Mr Obama is committed to withdrawing American troops from Iraq at a rate of one to two brigades a month. "Obama will maintain a residual US presence, but not permanent bases, to carry out specific missions.
She described these as "protecting our embassy, civilians and humanitarian workers; conducting counter-terrorism operations against remaining al-Qaeda elements; and continuing to train Iraqi police and security forces, if the Iraqis are making progress towards political reconciliation".
One of Mr Obama's toughest tasks would be to rebuild American relations with the world, she conceded.
"What happened in the Bush years, particularly in the early Bush years, was a precipitous drop off in European attitudes towards the United States and towards President Bush in particular.
"The polls for a number of years indicated that the frustration or the disillusion was directed primarily at President Bush. But over time, the United States and Bush came to be conflated in international popular opinion, not entirely but increasingly ... it doesn't serve American interests, and it needs to be repaired."
Miss Rice, 43, who is married with two children, was an Assistant Secretary of State under President Bill Clinton after a meteoric rise to the higher reaches of American policymaking.
Along with Tony Lake, Mr Clinton's first National Security Adviser - the key figure at the right hand of the president who co-ordinates foreign policy - Miss Rice leads a team of some 300 foreign policy advisers.
A tough, plain-speaking adviser who nevertheless has a hearty laugh and a direct, informal manner, Miss Rice is widely seen as being in line to become Mr Obama's National Security Adviser - the same role that Condoleezza Rice, now US Secretary of State, was given by George W. Bush in 2001.
But Miss Rice shrugs off the inevitable comparisons with the "other Dr Rice" - who is no relation - and won't be drawn on what position she might assume in an Obama administration.
"I have no idea who will be President Obama's National Security Adviser," she said. "I wouldn't begin to presume that.
"I wouldn't take the analogy [with Condoleezza Rice] particularly far. I respect Secretary Rice. We have a few things in common - we're African American women working in the field of national security named Rice that both have great affection for and ties to Stanford University, but beyond that I think the parallels are few."
Mr Obama is due to arrive in London on Friday night before meeting Gordon Brown at Downing Street and David Cameron, the Conservative party leader, on Saturday as well as meeting American supporters.

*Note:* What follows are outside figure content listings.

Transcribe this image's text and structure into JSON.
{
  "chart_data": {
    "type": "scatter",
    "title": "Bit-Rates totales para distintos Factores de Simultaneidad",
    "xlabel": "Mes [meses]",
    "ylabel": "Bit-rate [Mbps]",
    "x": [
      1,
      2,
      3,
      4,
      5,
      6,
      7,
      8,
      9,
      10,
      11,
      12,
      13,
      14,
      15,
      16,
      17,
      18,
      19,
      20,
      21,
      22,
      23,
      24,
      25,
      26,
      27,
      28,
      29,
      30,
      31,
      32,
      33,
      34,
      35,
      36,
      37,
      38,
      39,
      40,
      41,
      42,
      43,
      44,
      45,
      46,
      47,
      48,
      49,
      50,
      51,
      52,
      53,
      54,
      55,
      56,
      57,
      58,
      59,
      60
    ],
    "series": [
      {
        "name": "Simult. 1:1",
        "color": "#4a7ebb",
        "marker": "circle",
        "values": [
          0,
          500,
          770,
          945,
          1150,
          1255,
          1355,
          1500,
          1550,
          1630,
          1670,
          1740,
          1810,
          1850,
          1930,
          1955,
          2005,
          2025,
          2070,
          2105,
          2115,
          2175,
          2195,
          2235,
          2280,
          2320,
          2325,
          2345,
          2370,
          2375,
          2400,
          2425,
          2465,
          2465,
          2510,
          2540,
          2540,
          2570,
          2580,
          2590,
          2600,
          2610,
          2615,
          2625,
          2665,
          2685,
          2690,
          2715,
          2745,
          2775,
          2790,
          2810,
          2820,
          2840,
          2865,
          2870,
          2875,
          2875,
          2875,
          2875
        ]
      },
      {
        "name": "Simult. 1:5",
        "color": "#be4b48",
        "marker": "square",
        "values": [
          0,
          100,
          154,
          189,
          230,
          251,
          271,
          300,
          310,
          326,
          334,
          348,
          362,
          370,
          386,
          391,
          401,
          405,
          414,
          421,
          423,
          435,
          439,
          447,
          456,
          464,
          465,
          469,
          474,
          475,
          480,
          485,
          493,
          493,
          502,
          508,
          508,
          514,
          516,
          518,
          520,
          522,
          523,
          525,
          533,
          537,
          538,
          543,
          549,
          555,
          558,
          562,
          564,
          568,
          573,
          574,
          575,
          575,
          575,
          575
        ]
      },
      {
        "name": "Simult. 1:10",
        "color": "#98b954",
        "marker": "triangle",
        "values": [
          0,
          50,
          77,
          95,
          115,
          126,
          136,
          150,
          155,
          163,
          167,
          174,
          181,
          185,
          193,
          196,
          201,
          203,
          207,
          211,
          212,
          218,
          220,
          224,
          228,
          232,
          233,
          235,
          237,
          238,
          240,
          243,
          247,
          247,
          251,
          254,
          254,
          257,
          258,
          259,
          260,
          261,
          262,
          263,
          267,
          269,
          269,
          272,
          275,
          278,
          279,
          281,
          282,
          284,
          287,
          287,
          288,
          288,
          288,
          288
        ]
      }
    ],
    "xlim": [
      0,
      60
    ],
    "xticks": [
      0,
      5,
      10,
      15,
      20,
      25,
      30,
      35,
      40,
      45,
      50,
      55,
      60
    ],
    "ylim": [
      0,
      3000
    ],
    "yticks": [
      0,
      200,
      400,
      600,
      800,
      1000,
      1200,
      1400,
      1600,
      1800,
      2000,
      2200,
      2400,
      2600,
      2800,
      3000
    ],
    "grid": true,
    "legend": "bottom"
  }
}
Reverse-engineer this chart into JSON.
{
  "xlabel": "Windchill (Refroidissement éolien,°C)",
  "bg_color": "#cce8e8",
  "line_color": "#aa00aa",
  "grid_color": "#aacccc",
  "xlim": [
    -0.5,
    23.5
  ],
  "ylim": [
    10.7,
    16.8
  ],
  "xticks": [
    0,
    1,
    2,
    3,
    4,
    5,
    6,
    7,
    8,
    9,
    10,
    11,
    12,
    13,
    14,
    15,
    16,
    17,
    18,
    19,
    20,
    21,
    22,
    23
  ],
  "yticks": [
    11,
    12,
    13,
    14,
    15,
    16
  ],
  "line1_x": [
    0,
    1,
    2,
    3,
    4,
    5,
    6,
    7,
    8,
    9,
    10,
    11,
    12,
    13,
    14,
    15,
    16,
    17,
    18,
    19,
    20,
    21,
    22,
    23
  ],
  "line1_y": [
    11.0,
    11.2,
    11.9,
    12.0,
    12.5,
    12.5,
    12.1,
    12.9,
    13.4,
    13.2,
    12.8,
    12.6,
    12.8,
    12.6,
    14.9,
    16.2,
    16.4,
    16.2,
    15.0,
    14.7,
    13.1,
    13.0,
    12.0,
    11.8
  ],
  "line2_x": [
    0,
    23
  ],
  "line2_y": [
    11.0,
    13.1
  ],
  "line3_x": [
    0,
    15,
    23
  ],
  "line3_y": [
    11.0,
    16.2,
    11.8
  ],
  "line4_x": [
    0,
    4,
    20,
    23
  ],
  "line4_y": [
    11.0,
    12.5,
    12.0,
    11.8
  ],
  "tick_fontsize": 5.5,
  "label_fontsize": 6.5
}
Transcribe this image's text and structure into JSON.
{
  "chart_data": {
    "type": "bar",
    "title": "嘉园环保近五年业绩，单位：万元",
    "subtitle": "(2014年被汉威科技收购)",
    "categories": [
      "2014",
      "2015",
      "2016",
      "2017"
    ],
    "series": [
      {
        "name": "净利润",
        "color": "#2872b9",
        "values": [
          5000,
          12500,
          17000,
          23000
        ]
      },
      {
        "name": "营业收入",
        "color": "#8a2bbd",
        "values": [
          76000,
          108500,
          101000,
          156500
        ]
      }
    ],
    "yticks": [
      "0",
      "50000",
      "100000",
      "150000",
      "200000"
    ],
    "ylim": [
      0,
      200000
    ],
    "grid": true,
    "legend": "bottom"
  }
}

The centrepiece of his trip to Europe will be a major speech in Berlin, where he will arrive after stops in Jordan, Israel and the West Bank. He will then meet President Nicolas Sarkozy in Paris before flying to London, where he will be for less than 24 hours.
But Miss Rice batted away the concerns of some British diplomats that the focus on Germany and the fact that Britain was not Mr Obama's first stop might signal a watering down of what Winston Churchill first described as the "special relationship" between Britain and the United States.
She still valued Churchill's term, she said. "As far back as any of us can remember, the US and Britain have cooperated hand in hand to meet some of the most significant and dangerous security challenges we face.
"Americans look to Britain as a special partner, a special ally of historical and cultural significance as well as very practical everyday significance."